In an interview with heartwire, Hingorani was upbeat about the potential for such studies, but he cautioned that the studies performed so far, including the current one by Timpson et al, were all too small for definitive answers. "These studies are by no means definitive at present, and this is a relatively new approach, but they do offer an exciting prospect of a less biased approach to assessing the relationship between various biomarkers and disease risk," he said.

He explained that as the genetic effect on CRP is actually quite small, large studies are needed for definitive answers. Hingorani's group has conducted a similar study, which was presented earlier this year at the European Atherosclerosis Society meeting and which showed no effect of genetic CRP variants on the risk of MI. And he noted that another study, published in Arteriosclerosis, Thrombosis, and Vascular Biology, has shown no association between one of the genotypes in CRP and raised blood pressure. "So there is a concordance emerging, but all three studies so far reported were all too small to be definitive," he commented. "To exclude a small but potentially important causal effect of CRP on MI risk with reliability would require a study of around 10 000 MI cases and 10 000 controls. This might be aided by pooling genetic studies that are addressing this question," he added.


"Very interesting analysis"

Commenting on the current study for heartwire, Dr Eric Topol (Cleveland Clinic, OH), said he thought it was a "very interesting" way to perform an analysis using genotypic and phenotypic data as a proxy for a randomized trial.

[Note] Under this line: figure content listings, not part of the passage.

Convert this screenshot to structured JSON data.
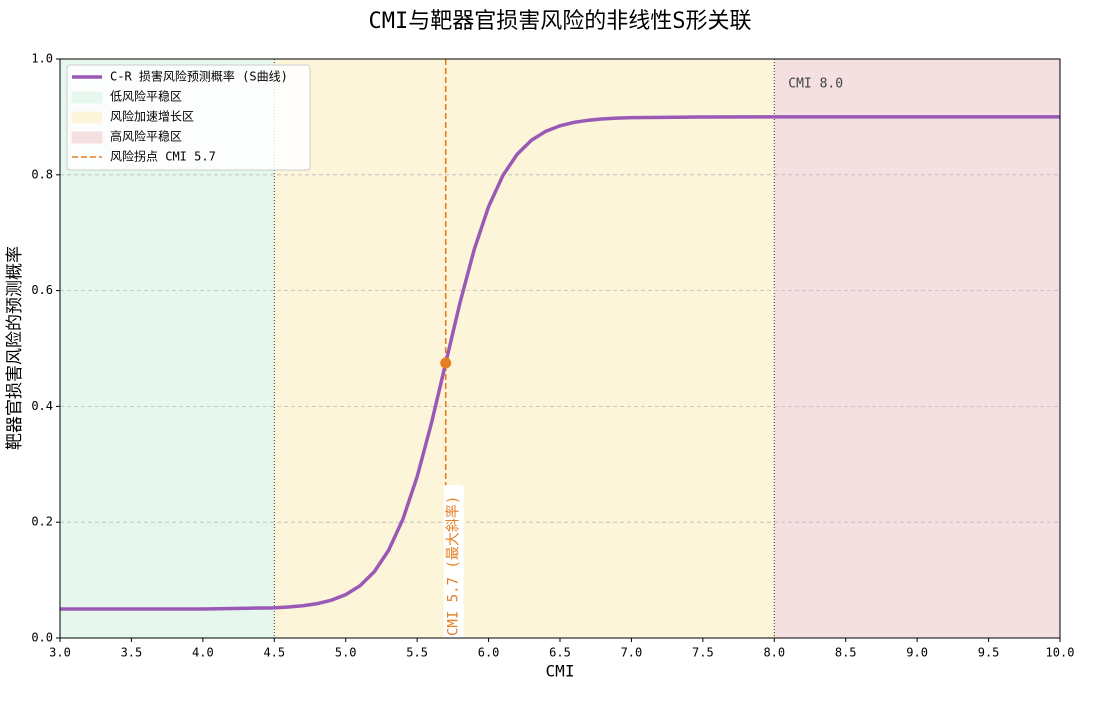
{
  "chart_data": {
    "type": "line",
    "title": "CMI与靶器官损害风险的非线性S形关联",
    "xlabel": "CMI",
    "ylabel": "靶器官损害风险的预测概率",
    "x": [
      3.0,
      3.5,
      4.0,
      4.5,
      4.6,
      4.7,
      4.8,
      4.9,
      5.0,
      5.1,
      5.2,
      5.3,
      5.4,
      5.5,
      5.6,
      5.7,
      5.8,
      5.9,
      6.0,
      6.1,
      6.2,
      6.3,
      6.4,
      6.5,
      6.6,
      6.7,
      6.8,
      6.9,
      7.0,
      7.5,
      8.0,
      8.5,
      9.0,
      9.5,
      10.0
    ],
    "series": [
      {
        "name": "C-R 损害风险预测概率 (S曲线)",
        "color": "#9b59b6",
        "values": [
          0.05,
          0.05001,
          0.05017,
          0.0521,
          0.0535,
          0.0557,
          0.0593,
          0.0653,
          0.0749,
          0.0903,
          0.1145,
          0.1513,
          0.2051,
          0.2786,
          0.3709,
          0.475,
          0.5791,
          0.6714,
          0.7449,
          0.7987,
          0.8355,
          0.8597,
          0.8751,
          0.8847,
          0.8907,
          0.8943,
          0.8965,
          0.8979,
          0.8987,
          0.8999,
          0.9,
          0.9,
          0.9,
          0.9,
          0.9
        ]
      }
    ],
    "zones": [
      {
        "name": "低风险平稳区",
        "range": [
          3.0,
          4.5
        ],
        "color": "#e6f7ee"
      },
      {
        "name": "风险加速增长区",
        "range": [
          4.5,
          8.0
        ],
        "color": "#fcf5da"
      },
      {
        "name": "高风险平稳区",
        "range": [
          8.0,
          10.0
        ],
        "color": "#f4e0e0"
      }
    ],
    "inflection": {
      "name": "风险拐点 CMI 5.7",
      "x": 5.7,
      "y": 0.475,
      "color": "#e67e22"
    },
    "annotations": [
      "CMI 5.7 (最大斜率)",
      "CMI 8.0"
    ],
    "xlim": [
      3.0,
      10.0
    ],
    "ylim": [
      0.0,
      1.0
    ],
    "xticks": [
      {
        "value": 3,
        "label": "3.0"
      },
      3.5,
      {
        "value": 4,
        "label": "4.0"
      },
      4.5,
      {
        "value": 5,
        "label": "5.0"
      },
      5.5,
      {
        "value": 6,
        "label": "6.0"
      },
      6.5,
      {
        "value": 7,
        "label": "7.0"
      },
      7.5,
      {
        "value": 8,
        "label": "8.0"
      },
      8.5,
      {
        "value": 9,
        "label": "9.0"
      },
      9.5,
      {
        "value": 10,
        "label": "10.0"
      }
    ],
    "yticks": [
      {
        "value": 0,
        "label": "0.0"
      },
      0.2,
      0.4,
      0.6,
      0.8,
      {
        "value": 1,
        "label": "1.0"
      }
    ],
    "grid": true,
    "legend": "upper left"
  }
}
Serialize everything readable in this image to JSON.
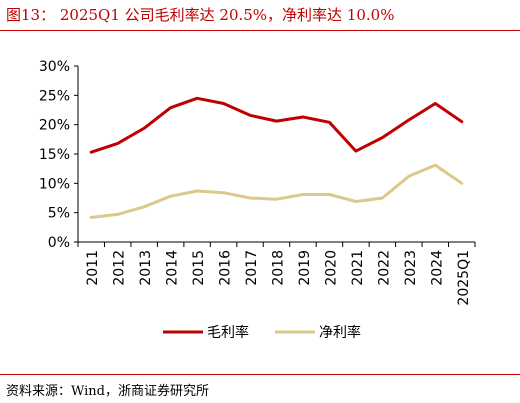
{
  "header": {
    "title": "图13：  2025Q1 公司毛利率达 20.5%，净利率达 10.0%"
  },
  "footer": {
    "source": "资料来源：Wind，浙商证券研究所"
  },
  "colors": {
    "accent": "#c00000",
    "series_gross": "#c00000",
    "series_net": "#dcc88a"
  },
  "chart_data": {
    "type": "line",
    "categories": [
      "2011",
      "2012",
      "2013",
      "2014",
      "2015",
      "2016",
      "2017",
      "2018",
      "2019",
      "2020",
      "2021",
      "2022",
      "2023",
      "2024",
      "2025Q1"
    ],
    "series": [
      {
        "name": "毛利率",
        "values": [
          15.3,
          16.8,
          19.4,
          22.9,
          24.5,
          23.6,
          21.6,
          20.6,
          21.3,
          20.4,
          15.5,
          17.8,
          20.8,
          23.6,
          20.5
        ]
      },
      {
        "name": "净利率",
        "values": [
          4.2,
          4.7,
          6.0,
          7.8,
          8.7,
          8.4,
          7.5,
          7.3,
          8.1,
          8.1,
          6.9,
          7.5,
          11.2,
          13.1,
          10.0
        ]
      }
    ],
    "y_ticks": [
      "0%",
      "5%",
      "10%",
      "15%",
      "20%",
      "25%",
      "30%"
    ],
    "ylim": [
      0,
      30
    ],
    "grid": false,
    "legend_position": "bottom"
  }
}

He pointed out a possible flaw—"that the CRP gene was not resequenced and the whole analysis is based on a rather limited look at three [single nucleotide polymorphisms] SNPs in the CRP gene," which he says raises concerns about incomplete ascertainment of the genomics of CRP. But he adds: "The conclusion may well be correct—that high CRP does not drive the metabolic syndrome—but this needs to be further substantiated, and it does not mean that measuring CRP in these patients lacks value."


CRP: Still a good marker of risk

Also commenting on the study for heartwire, Dr Christopher Cannon (Brigham and Women's Hospital, Boston, MA) said CRP is known to be a marker to identify increased risk: "CRP is great for that—no dispute," and it can also be used as a marker of successful therapy. On whether CRP is actually involved in the disease process itself, Cannon says research is ongoing and not conclusive either way. "But, even if it is not part of the disease itself (and I agree there is not much clinical evidence on this at all), it does not invalidate CRP as a marker in any way either for risk stratification or for monitoring therapies. "

Sources
  1. Timpson NJ, Lawlor DA , Harbord RM, et al. C-reactive protein and its role in metabolic syndrome: Mendelian randomisation study. Lancet 2005; 366:1954-59.
  2. Hingorani A and Humphries S. Nature's randomised trials. Lancet 2005; 366: 1906-1908.